Birmingham unimproved streets plan accepted
By Kevin Elliott
It will cost roughly $118 million to improve nearly 26 miles of unimproved streets that have never been fully paved throughout the city of Birmingham, according to a report accepted by the city commission on Monday, December 21.
“This is critical,. Once a plan is implemented for unimproved streets, it will be the largest and most expensive infrastructure plan in the city,” said Scott Moore, chair of the ad-hoc unimproved streets committee, which began studying the issue in 2018.
About a third of the city’s streets are considered unimproved roads, which are essentially gravel roads with coats of sealer applied on top. Unimproved roads have no curbs or gutters, and often are subject to water pooling and uneven surfaces. Improved roads are asphalt or concrete. Further, unimproved roads aren’t able to participate in leaf collection or street cleaning.
City manager Joe Valentine said the committee looked at the history and evolution of roads in the city, as well as billing, maintenance, a funding model and other aspects that were included in the committee’s report.
“The problem is 26 miles of gravel roads with a slurry seal that don’t meet with the residents’ expectations,” Valentine said. “They aren’t engineered or designed for proper grade or drainage.”

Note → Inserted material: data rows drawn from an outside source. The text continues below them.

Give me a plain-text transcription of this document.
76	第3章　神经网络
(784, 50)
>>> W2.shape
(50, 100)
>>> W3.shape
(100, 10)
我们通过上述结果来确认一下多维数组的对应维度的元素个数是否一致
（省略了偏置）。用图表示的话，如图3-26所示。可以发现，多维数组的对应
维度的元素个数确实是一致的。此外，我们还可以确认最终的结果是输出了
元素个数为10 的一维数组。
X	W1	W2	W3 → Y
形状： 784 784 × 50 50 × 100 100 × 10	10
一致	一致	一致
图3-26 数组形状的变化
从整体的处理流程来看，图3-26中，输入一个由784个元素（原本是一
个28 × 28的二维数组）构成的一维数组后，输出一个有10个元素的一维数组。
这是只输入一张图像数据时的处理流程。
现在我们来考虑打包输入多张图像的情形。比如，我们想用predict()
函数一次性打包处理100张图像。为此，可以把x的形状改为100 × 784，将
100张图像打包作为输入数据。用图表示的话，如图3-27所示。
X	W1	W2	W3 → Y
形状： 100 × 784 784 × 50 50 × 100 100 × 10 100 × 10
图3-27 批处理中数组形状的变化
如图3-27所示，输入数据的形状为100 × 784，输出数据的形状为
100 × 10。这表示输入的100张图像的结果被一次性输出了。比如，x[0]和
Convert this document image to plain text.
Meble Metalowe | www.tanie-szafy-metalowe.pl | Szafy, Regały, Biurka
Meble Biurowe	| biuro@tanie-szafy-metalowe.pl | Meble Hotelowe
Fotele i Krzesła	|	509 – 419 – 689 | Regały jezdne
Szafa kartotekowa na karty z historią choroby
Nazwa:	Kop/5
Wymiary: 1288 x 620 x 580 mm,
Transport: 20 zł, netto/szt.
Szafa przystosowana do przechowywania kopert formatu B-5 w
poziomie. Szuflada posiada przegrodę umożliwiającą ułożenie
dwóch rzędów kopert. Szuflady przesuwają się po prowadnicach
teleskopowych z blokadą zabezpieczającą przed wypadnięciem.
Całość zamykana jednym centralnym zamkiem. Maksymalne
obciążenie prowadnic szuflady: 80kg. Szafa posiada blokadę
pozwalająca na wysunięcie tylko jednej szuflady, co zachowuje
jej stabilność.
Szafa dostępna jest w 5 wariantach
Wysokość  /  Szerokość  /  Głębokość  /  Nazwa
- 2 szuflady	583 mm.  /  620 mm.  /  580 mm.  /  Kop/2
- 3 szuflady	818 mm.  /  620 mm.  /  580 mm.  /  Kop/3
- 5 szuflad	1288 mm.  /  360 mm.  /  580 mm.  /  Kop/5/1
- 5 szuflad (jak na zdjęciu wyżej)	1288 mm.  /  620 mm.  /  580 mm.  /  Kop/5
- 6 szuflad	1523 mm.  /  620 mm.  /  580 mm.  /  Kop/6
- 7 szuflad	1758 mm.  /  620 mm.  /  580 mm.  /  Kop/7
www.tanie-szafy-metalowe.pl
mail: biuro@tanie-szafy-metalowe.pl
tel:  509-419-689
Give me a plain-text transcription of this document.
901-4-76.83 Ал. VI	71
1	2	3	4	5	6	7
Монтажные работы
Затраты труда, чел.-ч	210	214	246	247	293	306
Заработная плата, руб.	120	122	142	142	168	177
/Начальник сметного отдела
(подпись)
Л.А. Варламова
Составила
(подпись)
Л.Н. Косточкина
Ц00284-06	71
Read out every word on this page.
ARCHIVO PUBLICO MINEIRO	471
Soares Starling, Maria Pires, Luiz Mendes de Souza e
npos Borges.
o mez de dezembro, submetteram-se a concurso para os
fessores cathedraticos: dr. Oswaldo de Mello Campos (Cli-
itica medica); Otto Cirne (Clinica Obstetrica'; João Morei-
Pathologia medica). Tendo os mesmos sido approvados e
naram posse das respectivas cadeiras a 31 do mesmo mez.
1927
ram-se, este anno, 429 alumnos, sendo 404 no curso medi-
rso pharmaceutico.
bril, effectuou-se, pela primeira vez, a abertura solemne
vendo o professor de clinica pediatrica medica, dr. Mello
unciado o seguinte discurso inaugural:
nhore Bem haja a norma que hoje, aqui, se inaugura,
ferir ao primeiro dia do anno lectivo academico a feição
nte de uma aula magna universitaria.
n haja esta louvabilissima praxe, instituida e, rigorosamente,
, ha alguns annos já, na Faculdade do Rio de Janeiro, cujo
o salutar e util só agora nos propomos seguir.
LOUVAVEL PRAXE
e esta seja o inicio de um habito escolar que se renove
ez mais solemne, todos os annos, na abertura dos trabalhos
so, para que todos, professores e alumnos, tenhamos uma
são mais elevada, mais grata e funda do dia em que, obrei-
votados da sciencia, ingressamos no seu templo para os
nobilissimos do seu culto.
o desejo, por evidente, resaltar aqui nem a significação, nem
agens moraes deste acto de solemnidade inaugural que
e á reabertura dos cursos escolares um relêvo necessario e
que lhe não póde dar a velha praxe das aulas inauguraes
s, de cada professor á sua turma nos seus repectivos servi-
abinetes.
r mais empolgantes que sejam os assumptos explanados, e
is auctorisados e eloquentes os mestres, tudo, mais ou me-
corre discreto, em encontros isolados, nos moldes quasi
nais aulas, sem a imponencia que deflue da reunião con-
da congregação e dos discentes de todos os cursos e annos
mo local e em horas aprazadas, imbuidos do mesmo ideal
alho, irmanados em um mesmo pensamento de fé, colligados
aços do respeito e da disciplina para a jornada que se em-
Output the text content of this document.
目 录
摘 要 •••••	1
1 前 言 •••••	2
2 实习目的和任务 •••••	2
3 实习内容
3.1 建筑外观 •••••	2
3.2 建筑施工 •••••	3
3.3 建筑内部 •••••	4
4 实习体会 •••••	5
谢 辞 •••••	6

The committee – which included two members of city commission, three residents living on unimproved roads, one on an improved road and one with a background in road design – found the average lifespan of an unimproved road is roughly seven to 10 years. Improving those roads requires asphalt or concrete, as well as drainage and gutter utilities at the time of improvement.
In total, the committee estimated it would cost about $2.2 million in water main replacements and $1.2 million in sewer line replacements per mile of roadway to be improved, as well as about $2.3 million in street costs, for a total of $4.55 million per mile.
Further frustrating the issue of road replacement is the funding process. Currently, any reconstruction must be initiated by residents living on the street through the special assessment district process, or SAD. As such, at least 51 percent of residents impacted by the work must agree to pay for reconstruction, which often leads to neighbors being at odds.
The report recommended the city initiate improvements through a ranking system of all unimproved roads. Further, it recommended the use of concrete, rather than asphalt, to reconstruct roads because of its longer durability with final decisions being left to the city’s engineering department. The assessments would be updated annually and included in the city’s capital improvement plan.
Finally, the committee recommended using general fund transfers to fund the road component of improvements, with bonds being made available for funding water and sewer components as part of the long-term plan. The cost allocation for reconstruction is recommended to remain the same, with homeowners bearing 85 percent of the costs and the city 15 percent.
Valentine said the payback period for the SAD is set at 10 years, as set by the city; however, a homeowner may use an alternative funding source on their own if they like. He said most are paid immediately or within three years of the work.
Resident Matthew Carmona, who lives on an unimproved street in Birmingham, said he was concerned the city may force some residents to improve streets, regardless if the majority doesn’t want it.
“Citizens need to have more say on what happens on their streets when the time comes,” he said.
Commissioners unanimously approved accepting the plan, but modified the motion to allow further discussion in the future before implementing any specific aspects.